坂道では自転車を降りて

 気付くとまだ織田が隣にいた。
「あぁ。もういい。話は分かった。ありがとう。」
「大野先輩、大丈夫じゃないって、どんな感じなんですか?」
「わからん。表向きは普通にしてる。多分。」
「1人、じゃなくて2人のときはどうなんですか?」
「泣いた。でも、それはよくあることなんだ。多恵は俺の前ではよく泣くんだ。
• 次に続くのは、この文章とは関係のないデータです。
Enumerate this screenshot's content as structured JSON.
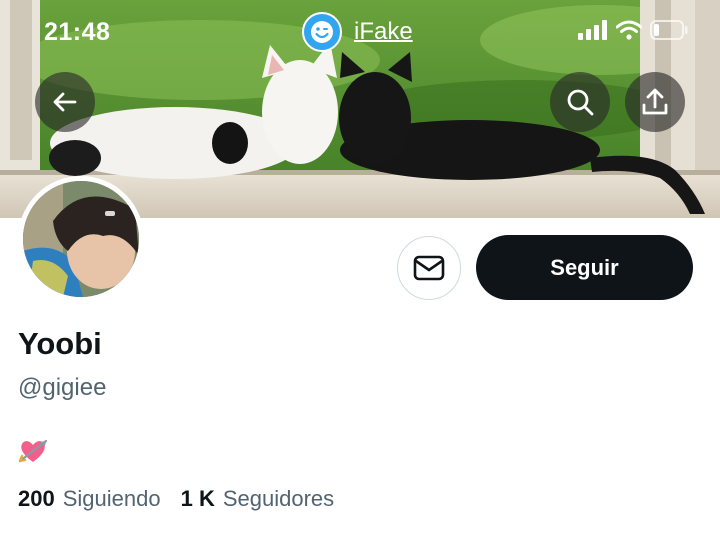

あの日も、いやちがった。あの日はそのまま送ったんだ。何も聞かずに。俺といるのが辛そうで、具合も悪そうだったから。次の日だ。普通にニコニコして、はぐらかされた。俺、彼女がまた俺に隠し事をしてるのが気に入らなくて、問いつめたんだ。そしたら、一瞬でもう滝みたいに涙がでてきて、何もなかったって言って。そんなわけないだろって。結局それっきりなんだ。」
「それっきりって?」
「会ってないんだ。先週もずっと。」
「え?」

「どうして?え?ほっといたんですか?泣いてたんでしょ?」
「家までは送ったさ。結局、泣き止まないままだった。」
「そんな。じゃあ、先輩はあれからずっと、独りなんですか?」
「独りかどうかは知らない。俺とは会ってない。」
「俺、先輩に頼んだじゃないですか。お願いしますって、俺、言いましたよね?」
「そういえば言ったな。」
「そうですよ。先輩、俺に”もう多恵に関わるな”って言いましたよね?だったら先輩がちゃんと見ててくれるって事じゃないんですか?」
「だって、誰もこんな大事だとは思わないだろ。」
「そうかもしれませんけど、あの日の様子とかで、ただ事じゃないのは分かったでしょ?先輩、泣いたんでしょ?あの大野先輩が滝みたいに涙流したって、今言いましたよね。放っとくなんてありえない。っていうか、何やってんですか?」
「何が?」
「今ですよ。先輩のところへ行かなくていいんですか?」
「行くよ。行くけど。まだ授業中だろうし。それに、多恵は、俺に知られたくないって言ってたんだろ?」
「はぁ??」
織田はあきれたような声をだした。